Why should Bankruptcy be considered a "Last Resort" and not a "First Resort" option for debt relief?
(THE FOLLOWING IS NOT MEANT AS LEGAL ADVICE. CONSULT OUR OWN EXPERT IF NECESSARY)
Most people don't understand bankruptcy. They think they do as they hear the word all the time and they have a general idea what it does, or is supposed to do. However, until they speak to a bankruptcy specialist who can explain it, they really do not understand the following:
1. This is a Federal proceeding in Federal Court where the US Court appoints a volunteer trustee to administer the bankruptcy filing and validate all the information in the petition to make sure that there is no misrepresentation or withholding of information or assets.
2. This person's job (the trustee) is to find assets to sell to create money to pay creditors. He is not the bankrupt's friend.
3. Once you file in Federal Court, you and your finances are under the direct control of a Federal Judge until the case is discharged.
4. If any creditor objects and thinks that there is fraud or that a debt should not be discharged in bankruptcy, the creditor can bring a lawsuit inside the bankruptcy court to have that issue determined.
5. Exemptions: Depending upon what State you file in, there are two sets of exemptions: your state's, or the Federal Government's. It is questionable which are more beneficial. Exemptions are things you get to keep automatically when you file. Not everything is exempt.
6. In the past, a Chapter 7 Bankruptcy rules held that once the case was discharged, all the debts were declared dead, that is, if a suit were filed to collect, the bankruptcy gave the debtor an absolute defense. Thus, no one ever sued NOW, because of Bankruptcy REFORM, the proposed bankruptcy filer must be credit counseled and an attorney has to tell the court that the person actually in his opinion qualifies and, credit cards are no longer discharged but must be put into a "Plan" for repayment.
7. Because of the necessary "Plan" mandates for credit cards, the fees for bankruptcy are much greater than they were prior to reform.
8. Most people fail to complete the "Plan" for credit cards and they end up falling out of the bankruptcy. Why? Because there is no monitored structure. Because of the volume of cases, the trustees cannot monitor every case to be sure everyone complies. Why not the attorney? Because he would have to double his fees again if he and his office were to become your bankruptcy monitor to be sure you made every payment and complied with the plan.
9. The stigma of a bankruptcy dictates that this public record will be on your credit report not for six years eight months, but for ten fully years.
10. Yes, you can go out and buy something on credit after a bankruptcy is discharged, but when you do, you feel the real cost of a bankruptcy; the bank or lender charges you three or four times what others might pay in interest financing.
There are other options besides doing nothing and/or filing for bankruptcy that most consumers may not understand or even be aware of:
1. Working directly with the creditors or banks. If you think you have the time, ability and skills and have available money to cut deals with and pay the settlements right then and there, this might be a good option. Be warned, however, that it can become extremely time consuming.
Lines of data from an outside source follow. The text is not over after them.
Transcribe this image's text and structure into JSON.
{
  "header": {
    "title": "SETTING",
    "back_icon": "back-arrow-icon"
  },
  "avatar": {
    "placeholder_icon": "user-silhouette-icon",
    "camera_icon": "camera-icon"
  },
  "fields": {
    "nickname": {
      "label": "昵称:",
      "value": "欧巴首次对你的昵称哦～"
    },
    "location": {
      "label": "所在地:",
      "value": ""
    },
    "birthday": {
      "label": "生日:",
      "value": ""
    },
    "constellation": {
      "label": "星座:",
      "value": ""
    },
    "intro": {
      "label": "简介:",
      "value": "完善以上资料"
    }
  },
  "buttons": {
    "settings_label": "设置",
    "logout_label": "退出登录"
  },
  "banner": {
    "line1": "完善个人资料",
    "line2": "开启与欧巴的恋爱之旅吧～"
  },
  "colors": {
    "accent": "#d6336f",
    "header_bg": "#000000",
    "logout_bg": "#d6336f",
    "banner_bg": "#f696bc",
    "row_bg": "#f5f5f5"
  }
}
2. Working out payment plans. Well, you are obligated from the beginning to make the payments. Why would a bank agree to let you make other or smaller payments without any benefit to the bank or creditor? Answer: you would have to have a legitimate hardship that would have to be validated with records, not one that was simply made up.
3. CCC (Consumer Credit Counciling) is an option for debt consolidation. But today, most of the CCC companies work for the banks, the banks are not cutting interest rates, late fees or over the limit fees. In addition, while you may make a smaller payment, you extend, not shorten the life of the debt.
4. Debt Negotiation... engaging an expert who can take your economic situation to the banks/creditors and make settlements while at the same time, putting the debtor on a savings plan to fund the settlements. Why would this work? Because with an experienced settlement company, a track record has been established and the banks and creditors trust such a company. Essentially, this is option A with someone else handling the headaches for you.